Kathleen Elizabeth Gardiner (née Howell; 1903–2001) was an Australian motorist best known for her twentieth-century motor tours of Australia with her school friend, Jean Beatson.

== Early and personal life ==
Kathleen Gardiner was born on 13 December 1903 in Richmond, Victoria to Elizabeth Mary Irwin and Frederick Thomas Howell. She attended the Clyde School in Melbourne, where she met her best friend and future motoring partner, Jean Beatson.

In January 1938, she married Dr Cecil Alexander Gardiner.

== Motor tours ==
Gardiner was a keen motorist and, with Beatson, took several road trips around Australia and the world during her lifetime. Their main motor tours were from Melbourne to Darwin (1927), Melbourne to Perth (1928), and Melbourne to the UK (1931–1932).

The Melbourne to Darwin trip was supported by the Shell Oil Company and the women mapped the route for Shell in exchange for petrol. It was the first time large areas of central Australia were mapped. Gardiner and Beatson drove through Mount Gambier, Adelaide, the Central Desert to Oodnadatta and Alice Springs, and on to Darwin, often following the telegraph line and staying at repeater stations overnight.

During the Melbourne to Perth trip, Beatson and Gardiner broke the Perth to Adelaide record by 5 hours and 12 minutes, racing the transcontinental express train across the Nullarbor and completing the trip in 2 days, 9 hours and 57 minutes.

In 1932, Gardiner and Beatson represented Australia in the Monte Carlo Rally in Riley Nine cars.
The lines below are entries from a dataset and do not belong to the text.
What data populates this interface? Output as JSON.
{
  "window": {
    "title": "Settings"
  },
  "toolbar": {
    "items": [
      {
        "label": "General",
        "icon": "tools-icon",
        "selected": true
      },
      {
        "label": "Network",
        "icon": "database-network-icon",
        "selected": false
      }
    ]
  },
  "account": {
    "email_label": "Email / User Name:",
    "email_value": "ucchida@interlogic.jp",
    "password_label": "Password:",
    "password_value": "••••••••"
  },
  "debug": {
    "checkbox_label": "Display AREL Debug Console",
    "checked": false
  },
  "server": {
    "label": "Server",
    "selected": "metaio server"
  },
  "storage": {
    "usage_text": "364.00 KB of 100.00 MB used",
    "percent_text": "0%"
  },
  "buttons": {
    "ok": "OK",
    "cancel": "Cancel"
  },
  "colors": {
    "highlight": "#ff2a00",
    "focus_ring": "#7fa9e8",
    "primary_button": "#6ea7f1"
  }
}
They drove up the east coast Darwin, took a boat to Asia and drove to Egypt via Singapore, India, and the Middle East, and then took another boat to Palermo.

Gardiner and her friend Beatson also had pilot's licenses and so, after the Rally, they drove on to the UK to participate in recreational flying.

See Jean Beatson’s page for more information about these trips.

== Later life ==
Kathleen Gardiner died on 16 November 2001 in Toora, Victoria.